Étude des séquences du film : structure, thèmes, procédés filmiques

Le film pourrait se diviser en quinze séquences. Sa structure générale est circulaire et semble correspondre au genre du film viatique. En effet, Marc Allégret présente en incipit[5] des séquences de plans de son voyage de France à Bangui, où sont représentés les moyens de transport de son périple : le bateau et le train.

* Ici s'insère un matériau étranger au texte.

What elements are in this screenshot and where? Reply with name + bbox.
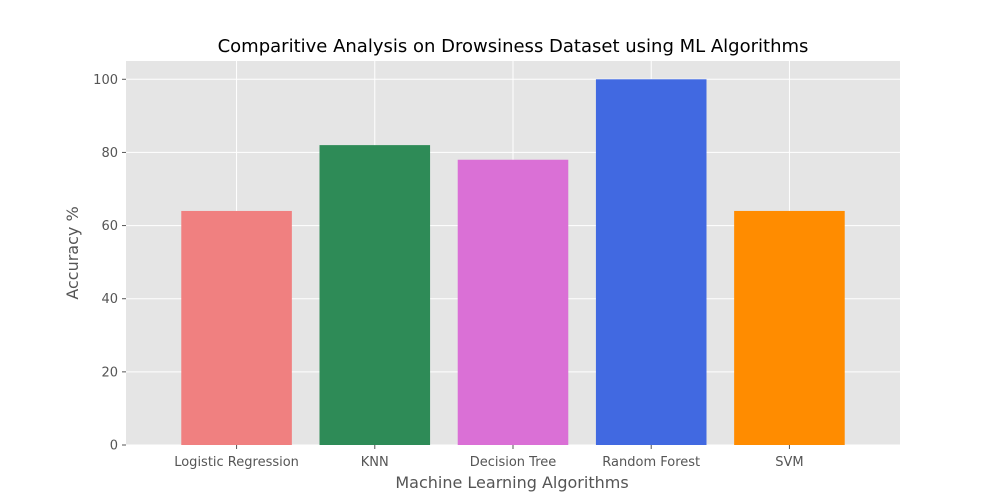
x-tick-label: KNN — [361, 455, 389, 470]
x-tick-label: SVM — [775, 455, 803, 470]
y-axis-label: Accuracy % — [63, 206, 82, 299]
y-tick-label: 40 — [101, 292, 118, 307]
y-tick-label: 60 — [101, 219, 118, 234]
bar-decision-tree — [457, 159, 569, 445]
y-axis-ticks: 0 20 40 60 80 100 — [93, 73, 126, 454]
bar-random-forest — [595, 79, 707, 446]
x-axis-label: Machine Learning Algorithms — [395, 473, 628, 492]
x-tick-label: Logistic Regression — [174, 455, 299, 470]
chart-title: Comparitive Analysis on Drowsiness Datas… — [218, 36, 809, 57]
bars — [181, 79, 845, 446]
y-tick-label: 0 — [110, 439, 118, 454]
x-tick-label: Decision Tree — [470, 455, 557, 470]
y-tick-label: 20 — [101, 365, 118, 380]
bar-logistic-regression — [181, 210, 292, 445]
y-tick-label: 80 — [101, 146, 118, 161]
bar-knn — [319, 145, 431, 445]
y-tick-label: 100 — [93, 73, 118, 88]
x-tick-label: Random Forest — [602, 455, 700, 470]
bar-svm — [734, 210, 845, 445]
x-axis-ticks: Logistic Regression KNN Decision Tree Rando… — [174, 445, 804, 470]
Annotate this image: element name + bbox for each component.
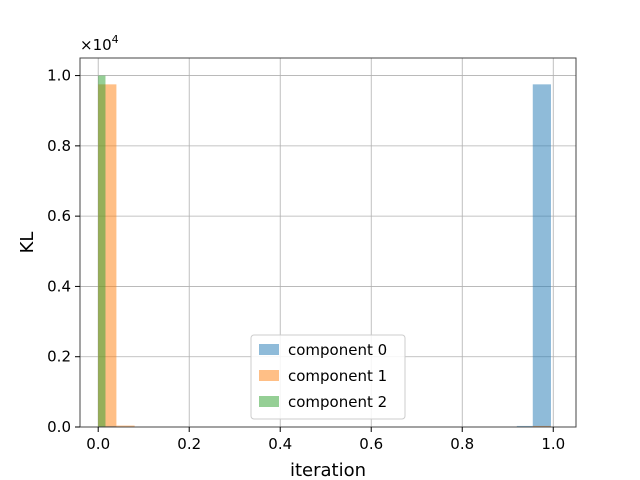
x-tick-label: 0.8 <box>450 435 474 453</box>
x-tick-label: 1.0 <box>541 435 565 453</box>
histogram-bars <box>98 75 551 428</box>
legend: component 0 component 1 component 2 <box>250 334 406 420</box>
y-tick-label: 1.0 <box>47 67 71 85</box>
bar-component-2 <box>98 75 106 428</box>
x-tick-label: 0.2 <box>177 435 201 453</box>
legend-label: component 0 <box>288 341 387 359</box>
legend-label: component 1 <box>288 367 387 385</box>
legend-label: component 2 <box>288 393 387 411</box>
y-tick-label: 0.0 <box>47 418 71 436</box>
x-tick-label: 0.0 <box>86 435 110 453</box>
y-tick-label: 0.6 <box>47 207 71 225</box>
x-axis-label: iteration <box>290 460 366 480</box>
y-axis-label: KL <box>17 232 38 254</box>
x-tick-label: 0.6 <box>359 435 383 453</box>
axis-ticks: 0.0 0.2 0.4 0.6 0.8 1.0 0.0 0.2 0.4 0.6 0.8 1.0 <box>47 67 565 453</box>
bar-component-1 <box>116 425 135 427</box>
y-tick-label: 0.8 <box>47 137 71 155</box>
bar-component-0 <box>516 425 533 427</box>
plot-frame <box>79 57 577 428</box>
legend-swatch <box>259 370 279 381</box>
legend-box <box>250 334 406 420</box>
x-tick-label: 0.4 <box>268 435 292 453</box>
bar-component-1 <box>532 425 551 427</box>
bar-component-0 <box>532 84 551 427</box>
y-tick-label: 0.4 <box>47 277 71 295</box>
legend-swatch <box>259 396 279 407</box>
legend-swatch <box>259 344 279 355</box>
y-tick-label: 0.2 <box>47 348 71 366</box>
y-scale-multiplier: ×104 <box>80 33 119 54</box>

Les didascalies servent à expliciter les images : « après vingt-deux jours en mer deux jours de chemin de fer en Congo Belge » et « il ne faut guère moins de deux semaines pour remonter le fleuve jusqu’à Bangui ». Ces séquences se présentent comme un déplacement vers un pays inconnu, où la nature et les grands espaces jouent un rôle majeur, par le procédé filmique des longs panoramas lents – avec balayage de la caméra de gauche à droite – qui montrent un fleuve et des forêts. Les paysages, vus du bateau et du train, défilent. Le thème du voyage et du mouvement qu’il engendre est également traité par les plans des cartes d’Afrique noire sur lesquelles se détache l’itinéraire suivi par les voyageurs, les plans sur le train, et une mini séquence montrant la confrontation entre des indigènes apeurés et la machine moderne. En excipit[6], ce sont également les images de l’expérience viatique qui dominent, avec une succession de plans sur le mouvement d’arrivée et de départ d’un paquebot dans une baie. Le film se termine sur une ouverture spatiale avec une vue de la mer et des nuages.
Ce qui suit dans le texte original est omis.